Liver transplantation for patients with acute on chronic liver failure: an intention to treat analysis

A Finkenstedt 1, I Graziadei 1, K Nachbaur 1, W Vogel 1
  • 1Dept. of Internal Medicine II, Medical University Innsbruck, Austria

Acute on chronic liver failure (ACLF), defined as acute deterioration of a patient with compensated liver disease, carries a high risk of mortality mainly due to multi-organ dysfunction. Liver transplantation (LT) is the only curative therapeutic option for these patients. The aim of this study was to determine the efficacy of LT in the treatment of patients with ACLF referred to a tertiary center. Eighty-four consecutive patients with decompensated liver cirrhosis who required intensive monitoring and/or could not be treated outside an intermediate care unit were included in this study.
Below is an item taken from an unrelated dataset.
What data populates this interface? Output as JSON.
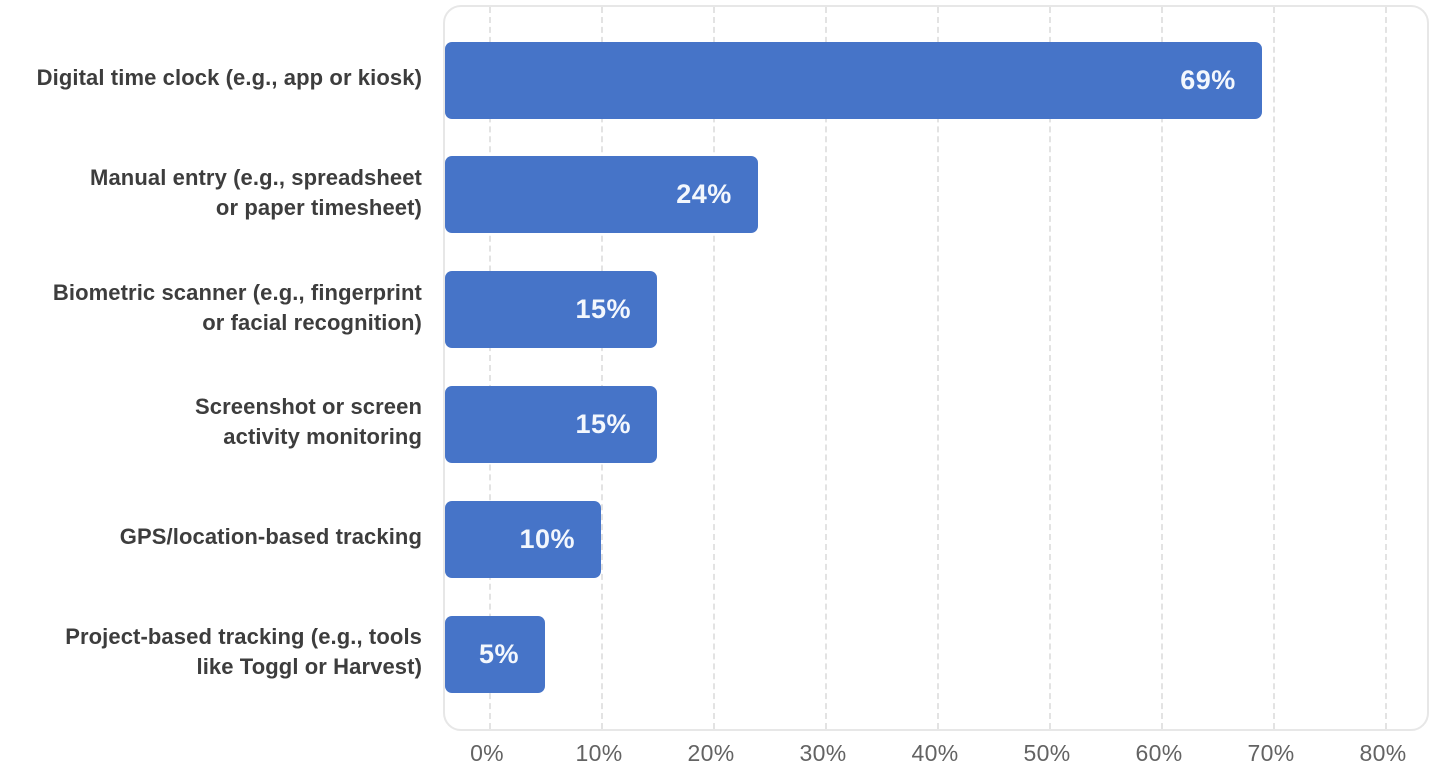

The mean age was 55 years (43% female, 63% male). The major underlying liver diseases were (non) alcoholic fatty liver disease (50%) and viral cirrhosis (27.4%). At admission the mean MELD, MELD Na and SOFA score were 26.6, 29.6 and 9.4. Infections, in particular SBP and pneumonia, and acute alcoholic hepatitis were the major precipitating events for decompensation. Based on an intention to treat analysis the median overall survival was 1.58 (95%CI: 0.84–2.32) months. Sixty (71.4%) patients were evaluated, but only 45 (53.6%) were actually listed for LT. Severe sepsis and acute alcoholic hepatitis were the main reasons not to consider LT. Out of the 45 patients listed for LT, only 15 could be successfully transplanted. The remaining patients died on the waiting list mainly due to sepsis and multi-organ failure leading to a waiting list mortality rate of 67%. In the post-operative period only two patients died within the first year after LT because of sepsis and graft versus host disease. The other patients had an uneventful post LT course leading to a 1- and 5-year survival rate of 85%. In multivariate analysis LT was the only positive predictive parameter, whereas sepsis, HRS 1, intubation and multi-organ failure were negative predictive factors for patient survival. Our study confirms the poor prognosis of patients with ACLF. Although more than 70% were evaluated for LT, only 18% could be successfully transplanted. Infectious complications were the main reasons for a refusal of LT and/or death on the waiting list. The postoperative outcome, however, was excellent with a 5-year survival rate of 85%.